Rites of the Starling walks straight into that problem. Devney Perry's Shield of Sparrows introduced a monster-haunted world, a princess pushed into a role she never asked for, and a slow-burn romance built out of hostility, danger, and reluctant trust. Book two has to widen the map without losing the ache.
What Rites of the Starling is about
Rites of the Starling is book two in Devney Perry's Shield of Sparrows series. If you have not read Shield of Sparrows, start there. The official setup for book two necessarily reveals where the first book leaves the emotional board.
The story returns to Calandra, a world of kingdoms, gods, monsters, and old curses. The five kingdoms are under pressure. The crux migration is coming. The heroine has been separated from the man she loves after a devastating attack, and she is trying to survive while protecting a young girl.
Then a powerful priest enters the picture, and the story turns into a journey through danger, faith, bloodlines, and power.
The story behind the book
Devney Perry was already a major romance author before Shield of Sparrows. That is part of what makes this series interesting. She did not arrive at romantasy as an unknown trying to catch a trend; she brought a romance-reader sensibility into a bigger fantasy canvas.
Shield of Sparrows was published by Red Tower Books, the Entangled imprint that has become one of the most visible names in the post-Fourth Wing romantasy boom. There is also adaptation heat around the series: Deadline reported that Shield of Sparrows was in development as a feature adaptation at Amazon MGM Studios, with Derek Kolstad attached to write the script.
Why readers are obsessed
Readers like Odessa because she starts from constraint. She has been trained to obey, to represent, to be useful. The series gives her a world that keeps demanding sacrifice and then asks what happens when she stops being only the sacrifice.
The romance works because it is not instant softness. It is friction first. Suspicion first. Danger first. That is catnip for readers who want the slow burn to actually burn slowly.
Who should read it
Read it if you like:
- Slow-burn romantic fantasy
- Monster-haunted kingdoms
- Princesses under political pressure
- Dangerous journeys
- Separated lovers
- Hidden family truths
Wait if:
- You have not read Shield of Sparrows
- You need every book in a series to feel fully resolved
- You prefer romance without heavy fantasy stakes
What to read after Rites of the Starling
- Shield of Sparrows by Devney Perry
- When the Moon Hatched by Sarah A. Parker
- Quicksilver by Callie Hart
- A Court of Mist and Fury by Sarah J. Maas
FAQ
Is Rites of the Starling part of a series?

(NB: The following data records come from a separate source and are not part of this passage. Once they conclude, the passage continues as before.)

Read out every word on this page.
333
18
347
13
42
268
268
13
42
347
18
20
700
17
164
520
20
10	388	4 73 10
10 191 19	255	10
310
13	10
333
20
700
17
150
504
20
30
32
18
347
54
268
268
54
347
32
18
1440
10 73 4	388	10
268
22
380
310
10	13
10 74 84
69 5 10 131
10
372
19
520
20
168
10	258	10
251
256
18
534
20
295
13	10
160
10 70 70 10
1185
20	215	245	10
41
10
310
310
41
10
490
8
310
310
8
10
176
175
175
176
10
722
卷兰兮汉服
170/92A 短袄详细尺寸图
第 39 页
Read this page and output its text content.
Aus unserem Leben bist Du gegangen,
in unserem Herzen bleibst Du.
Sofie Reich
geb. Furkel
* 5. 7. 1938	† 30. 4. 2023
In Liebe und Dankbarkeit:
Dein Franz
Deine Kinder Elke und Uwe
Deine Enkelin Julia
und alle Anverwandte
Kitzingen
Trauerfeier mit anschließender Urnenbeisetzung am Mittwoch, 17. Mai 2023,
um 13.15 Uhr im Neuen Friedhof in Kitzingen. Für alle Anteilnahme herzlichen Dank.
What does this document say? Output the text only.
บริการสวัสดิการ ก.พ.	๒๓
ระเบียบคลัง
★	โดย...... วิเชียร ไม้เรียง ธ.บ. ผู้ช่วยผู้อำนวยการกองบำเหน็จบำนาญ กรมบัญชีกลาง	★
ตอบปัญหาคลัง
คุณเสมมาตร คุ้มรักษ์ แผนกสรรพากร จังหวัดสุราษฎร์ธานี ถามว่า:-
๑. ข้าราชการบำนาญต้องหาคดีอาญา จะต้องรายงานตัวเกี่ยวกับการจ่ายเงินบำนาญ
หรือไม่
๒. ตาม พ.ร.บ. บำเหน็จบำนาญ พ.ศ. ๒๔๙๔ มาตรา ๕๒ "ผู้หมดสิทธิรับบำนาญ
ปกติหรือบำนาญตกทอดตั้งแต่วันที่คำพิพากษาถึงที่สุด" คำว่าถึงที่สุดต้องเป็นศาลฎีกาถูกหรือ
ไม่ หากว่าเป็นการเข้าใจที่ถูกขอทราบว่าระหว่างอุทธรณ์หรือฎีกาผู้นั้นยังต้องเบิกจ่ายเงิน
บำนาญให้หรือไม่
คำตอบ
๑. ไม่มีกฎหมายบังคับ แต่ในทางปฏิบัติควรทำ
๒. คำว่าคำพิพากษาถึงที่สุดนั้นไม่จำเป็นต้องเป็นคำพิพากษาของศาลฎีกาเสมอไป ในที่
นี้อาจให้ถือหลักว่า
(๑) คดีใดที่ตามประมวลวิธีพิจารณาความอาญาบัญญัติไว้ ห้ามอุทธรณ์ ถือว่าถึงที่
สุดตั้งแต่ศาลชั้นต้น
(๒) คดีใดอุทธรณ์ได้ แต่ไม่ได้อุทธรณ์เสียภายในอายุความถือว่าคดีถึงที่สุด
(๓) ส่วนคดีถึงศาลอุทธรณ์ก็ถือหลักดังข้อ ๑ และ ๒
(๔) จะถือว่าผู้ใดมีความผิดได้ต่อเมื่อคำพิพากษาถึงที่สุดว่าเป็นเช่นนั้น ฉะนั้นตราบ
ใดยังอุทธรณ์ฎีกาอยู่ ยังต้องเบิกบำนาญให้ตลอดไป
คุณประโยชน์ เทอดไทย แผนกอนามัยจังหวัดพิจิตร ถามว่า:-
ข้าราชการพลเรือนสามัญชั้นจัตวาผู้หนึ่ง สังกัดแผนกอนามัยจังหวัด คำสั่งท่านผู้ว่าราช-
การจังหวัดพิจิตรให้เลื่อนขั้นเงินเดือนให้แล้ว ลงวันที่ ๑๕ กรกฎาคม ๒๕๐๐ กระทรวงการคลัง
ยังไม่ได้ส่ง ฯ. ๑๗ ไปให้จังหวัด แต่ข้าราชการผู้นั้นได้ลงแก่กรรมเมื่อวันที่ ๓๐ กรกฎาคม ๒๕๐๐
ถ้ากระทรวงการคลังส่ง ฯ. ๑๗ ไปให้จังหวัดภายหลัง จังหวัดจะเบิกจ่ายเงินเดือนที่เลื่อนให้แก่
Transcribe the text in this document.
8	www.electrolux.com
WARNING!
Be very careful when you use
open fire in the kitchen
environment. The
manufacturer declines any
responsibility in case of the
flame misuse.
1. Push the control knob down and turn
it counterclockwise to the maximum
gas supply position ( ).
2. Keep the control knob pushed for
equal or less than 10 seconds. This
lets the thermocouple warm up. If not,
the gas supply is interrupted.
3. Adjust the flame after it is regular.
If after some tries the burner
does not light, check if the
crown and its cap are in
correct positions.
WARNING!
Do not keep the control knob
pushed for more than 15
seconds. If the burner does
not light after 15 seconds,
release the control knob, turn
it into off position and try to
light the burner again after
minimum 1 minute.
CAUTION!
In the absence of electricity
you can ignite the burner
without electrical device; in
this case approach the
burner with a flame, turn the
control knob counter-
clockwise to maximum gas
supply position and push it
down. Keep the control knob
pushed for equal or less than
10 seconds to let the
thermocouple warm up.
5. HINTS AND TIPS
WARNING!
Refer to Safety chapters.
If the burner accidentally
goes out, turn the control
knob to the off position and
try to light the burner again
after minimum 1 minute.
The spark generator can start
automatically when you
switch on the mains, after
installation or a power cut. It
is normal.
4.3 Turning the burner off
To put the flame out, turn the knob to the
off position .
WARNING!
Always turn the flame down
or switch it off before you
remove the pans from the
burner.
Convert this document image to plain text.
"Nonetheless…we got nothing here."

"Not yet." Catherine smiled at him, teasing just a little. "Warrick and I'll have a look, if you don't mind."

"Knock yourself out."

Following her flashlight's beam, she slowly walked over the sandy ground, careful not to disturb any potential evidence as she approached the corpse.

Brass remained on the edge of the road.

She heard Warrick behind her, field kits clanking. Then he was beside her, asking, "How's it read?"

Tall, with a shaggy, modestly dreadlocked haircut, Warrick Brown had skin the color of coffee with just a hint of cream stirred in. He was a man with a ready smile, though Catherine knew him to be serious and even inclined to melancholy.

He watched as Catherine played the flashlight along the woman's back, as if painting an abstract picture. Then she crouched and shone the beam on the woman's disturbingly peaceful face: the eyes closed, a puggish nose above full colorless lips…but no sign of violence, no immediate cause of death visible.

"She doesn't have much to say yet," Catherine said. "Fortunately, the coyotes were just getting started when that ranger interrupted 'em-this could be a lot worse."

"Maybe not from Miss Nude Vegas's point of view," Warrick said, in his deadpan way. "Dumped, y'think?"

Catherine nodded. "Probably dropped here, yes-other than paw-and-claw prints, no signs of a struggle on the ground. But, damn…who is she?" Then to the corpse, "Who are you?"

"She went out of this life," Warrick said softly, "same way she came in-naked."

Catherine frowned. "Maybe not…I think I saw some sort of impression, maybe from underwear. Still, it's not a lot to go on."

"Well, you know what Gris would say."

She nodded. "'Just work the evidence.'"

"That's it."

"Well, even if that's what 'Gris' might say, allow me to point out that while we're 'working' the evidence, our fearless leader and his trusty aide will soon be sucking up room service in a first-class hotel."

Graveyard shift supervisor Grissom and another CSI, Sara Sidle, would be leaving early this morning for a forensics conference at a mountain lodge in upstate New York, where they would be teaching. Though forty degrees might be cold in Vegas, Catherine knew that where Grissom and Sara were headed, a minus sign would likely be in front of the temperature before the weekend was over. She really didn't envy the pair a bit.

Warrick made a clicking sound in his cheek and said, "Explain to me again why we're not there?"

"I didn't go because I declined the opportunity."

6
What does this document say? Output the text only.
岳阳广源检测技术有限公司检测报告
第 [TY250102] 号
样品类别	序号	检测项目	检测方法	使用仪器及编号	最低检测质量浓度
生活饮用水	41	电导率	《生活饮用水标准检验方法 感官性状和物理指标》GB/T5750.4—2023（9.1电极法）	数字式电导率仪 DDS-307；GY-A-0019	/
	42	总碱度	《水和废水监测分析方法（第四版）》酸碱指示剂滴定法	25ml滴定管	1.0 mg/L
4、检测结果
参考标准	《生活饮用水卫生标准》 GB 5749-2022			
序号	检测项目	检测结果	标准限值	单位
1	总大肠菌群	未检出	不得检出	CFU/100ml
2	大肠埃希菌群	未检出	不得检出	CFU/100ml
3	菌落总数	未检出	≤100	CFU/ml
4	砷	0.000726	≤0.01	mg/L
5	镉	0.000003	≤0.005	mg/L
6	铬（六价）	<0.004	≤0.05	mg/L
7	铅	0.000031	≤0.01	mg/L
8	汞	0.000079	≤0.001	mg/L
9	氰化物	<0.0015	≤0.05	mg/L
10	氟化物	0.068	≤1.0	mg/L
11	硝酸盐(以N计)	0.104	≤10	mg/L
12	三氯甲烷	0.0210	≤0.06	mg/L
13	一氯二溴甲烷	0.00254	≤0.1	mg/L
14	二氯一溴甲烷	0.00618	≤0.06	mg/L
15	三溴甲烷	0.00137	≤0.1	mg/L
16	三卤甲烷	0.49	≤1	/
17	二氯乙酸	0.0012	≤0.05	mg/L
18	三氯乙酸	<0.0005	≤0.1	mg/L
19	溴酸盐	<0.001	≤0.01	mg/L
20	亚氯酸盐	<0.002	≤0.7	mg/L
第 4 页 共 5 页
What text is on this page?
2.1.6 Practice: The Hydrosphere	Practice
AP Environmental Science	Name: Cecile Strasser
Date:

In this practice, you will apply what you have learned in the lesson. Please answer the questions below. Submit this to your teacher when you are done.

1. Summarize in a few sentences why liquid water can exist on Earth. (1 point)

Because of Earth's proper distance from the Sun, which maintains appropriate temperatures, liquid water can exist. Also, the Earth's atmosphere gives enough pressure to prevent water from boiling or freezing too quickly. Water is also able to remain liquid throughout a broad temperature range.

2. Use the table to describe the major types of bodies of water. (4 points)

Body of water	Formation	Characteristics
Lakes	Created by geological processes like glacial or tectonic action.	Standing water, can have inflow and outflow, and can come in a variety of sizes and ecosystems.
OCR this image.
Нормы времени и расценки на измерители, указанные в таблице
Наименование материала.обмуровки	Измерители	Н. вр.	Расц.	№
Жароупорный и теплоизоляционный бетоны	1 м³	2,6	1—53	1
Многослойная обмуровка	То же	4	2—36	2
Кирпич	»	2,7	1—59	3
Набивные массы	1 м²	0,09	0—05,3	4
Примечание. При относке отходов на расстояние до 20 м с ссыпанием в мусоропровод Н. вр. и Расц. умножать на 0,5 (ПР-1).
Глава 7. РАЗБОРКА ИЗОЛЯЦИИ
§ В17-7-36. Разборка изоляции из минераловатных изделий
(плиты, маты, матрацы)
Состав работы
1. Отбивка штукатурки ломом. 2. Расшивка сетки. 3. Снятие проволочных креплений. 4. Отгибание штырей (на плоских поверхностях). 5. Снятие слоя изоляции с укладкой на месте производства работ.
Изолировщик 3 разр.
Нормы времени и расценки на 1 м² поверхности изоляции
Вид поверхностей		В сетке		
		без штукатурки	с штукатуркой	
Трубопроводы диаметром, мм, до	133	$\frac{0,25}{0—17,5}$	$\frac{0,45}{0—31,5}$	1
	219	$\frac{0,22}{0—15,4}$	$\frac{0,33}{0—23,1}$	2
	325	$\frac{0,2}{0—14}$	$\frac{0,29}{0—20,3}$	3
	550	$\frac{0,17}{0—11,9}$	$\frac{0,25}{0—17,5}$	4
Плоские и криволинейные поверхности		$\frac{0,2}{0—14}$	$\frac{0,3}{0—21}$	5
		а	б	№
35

Yes. It is listed as Shield of Sparrows #2.
Is this post spoiler-free?
It is spoiler-light. For sequels, even the official setup can reveal where the previous book leaves the story.
Is Rites of the Starling romantasy?
It sits in the fantasy-romance / romantasy reader lane, though the exact balance of romance, fantasy, and heat varies by title.
Why is TBR Destroyer covering it?
Because readers are actively building romantasy TBRs around books like this, and the best time to grab a buzzy series is often when a deal hits between waves of hype.